To: longnshort who wrote (41768)3/9/2010 10:40:44 AM
From: DuckTapeSunroof  Respond to of 71588
 
U.S. Hopes Exports Will Help Open Closed Societies

By MARK LANDLER
March 7, 2010
nytimes.com

WASHINGTON — Seeking to exploit the Internet’s potential for prying open closed societies, the Obama administration will permit technology companies to export online services like instant messaging, chat and photo sharing to Iran, Cuba and Sudan, a senior administration official said Sunday.

On Monday, he said, the Treasury Department will issue a general license for the export of free personal Internet services and software geared toward the populations in all three countries, allowing Microsoft, Yahoo and other providers to get around strict export restrictions.

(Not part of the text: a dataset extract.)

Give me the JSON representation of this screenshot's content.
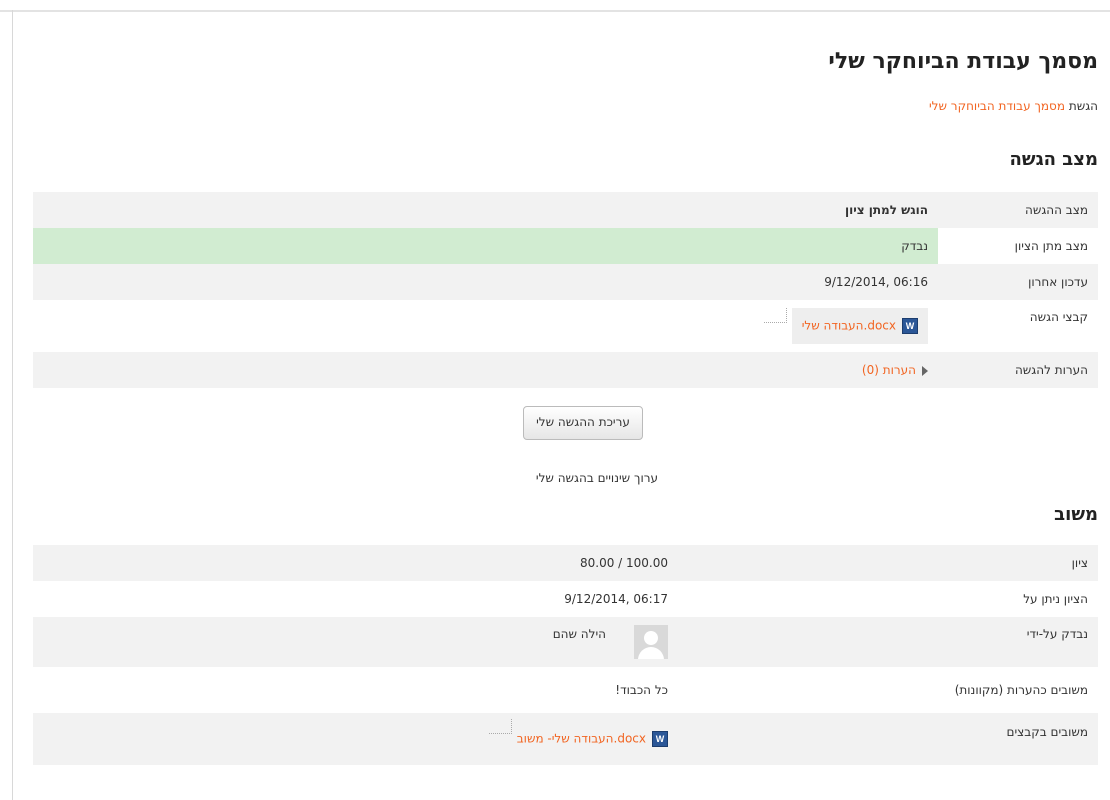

The companies had resisted offering such services for fear of violating existing sanctions. But there have been growing calls in Congress and elsewhere to lift the restrictions, particularly after the postelection protests in Iran illustrated the power of Internet-based services like Facebook and Twitter.

“The more people have access to a range of Internet technology and services, the harder it’s going to be for the Iranian government to clamp down on their speech and free expression,” said the official, who spoke on condition of anonymity because the announcement had not been made yet.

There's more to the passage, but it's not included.